There can be many reasons why you might want to transfer your insurance to a new car; you might just be upgrading your current vehicle, or you may be getting a second car that you want to make your main mode of transport. The process of moving your insurance over involves contacting your current insurance provider and informing them of your decision, and of what car you’ll now be driving. Depending on the make and model, and what kind of driving you’ll be doing, it’s likely that your premium will be affected.
In most cases, your insurance provider will have a straightforward plan in place for you to move your policy; you’ll have to negotiate a revised quote based on a new car, and will also have to transfer your policy in a reasonable amount of time. The longer you leave transferring your insurance, the higher the risk of driving without insurance on your vehicle. Make sure that you give your insurance company plenty of notice before you finalise a new car purchase so you can avoid a gap between two policies.

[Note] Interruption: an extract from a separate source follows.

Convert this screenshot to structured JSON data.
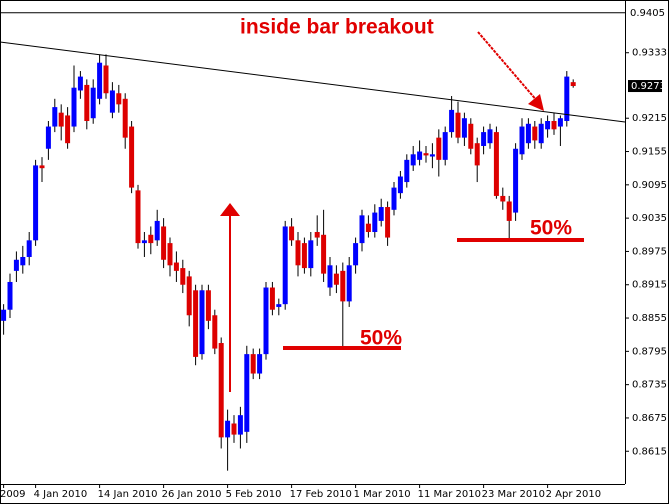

It’s also worth exploring how you can transfer your no claims bonus; if you’ve built up a significant no claims discount, and then you’ll be able to switch it to the new car as part of your revised quote. However, you’re only able to hold a no claims discount on a single vehicle at a time, and in the name of one person. If moving your insurance to another provider, you’ll also need to be able to offer proof of your existing no claims bonus.
When switching to a new car, it can similarly be worth investigating gap insurance for specific situations; this insurance protects you against a shortfall, or depreciation, in the value of your old car if you need to replace it as the result of damage, theft, or being written off completely. The gap policy means that you can cover the difference between your settlement with another insurer and the original amount of money that you spent on a car; taking this approach can help you to avoid a struggle to face a debt on your finance.
It is possible, then, to transfer your existing insurance to a new car. However, you will need to be specific in terms of your new model and driving habits, and will have to accept a potential rise in your premium payments if the provider deems you to be at a higher risk than before you switched. Risk assessments can depend on changes on circumstances, which might include you taking on a faster car, or one that has a lower safety record. Make sure that you check with your insurer before you arrange to move your policy.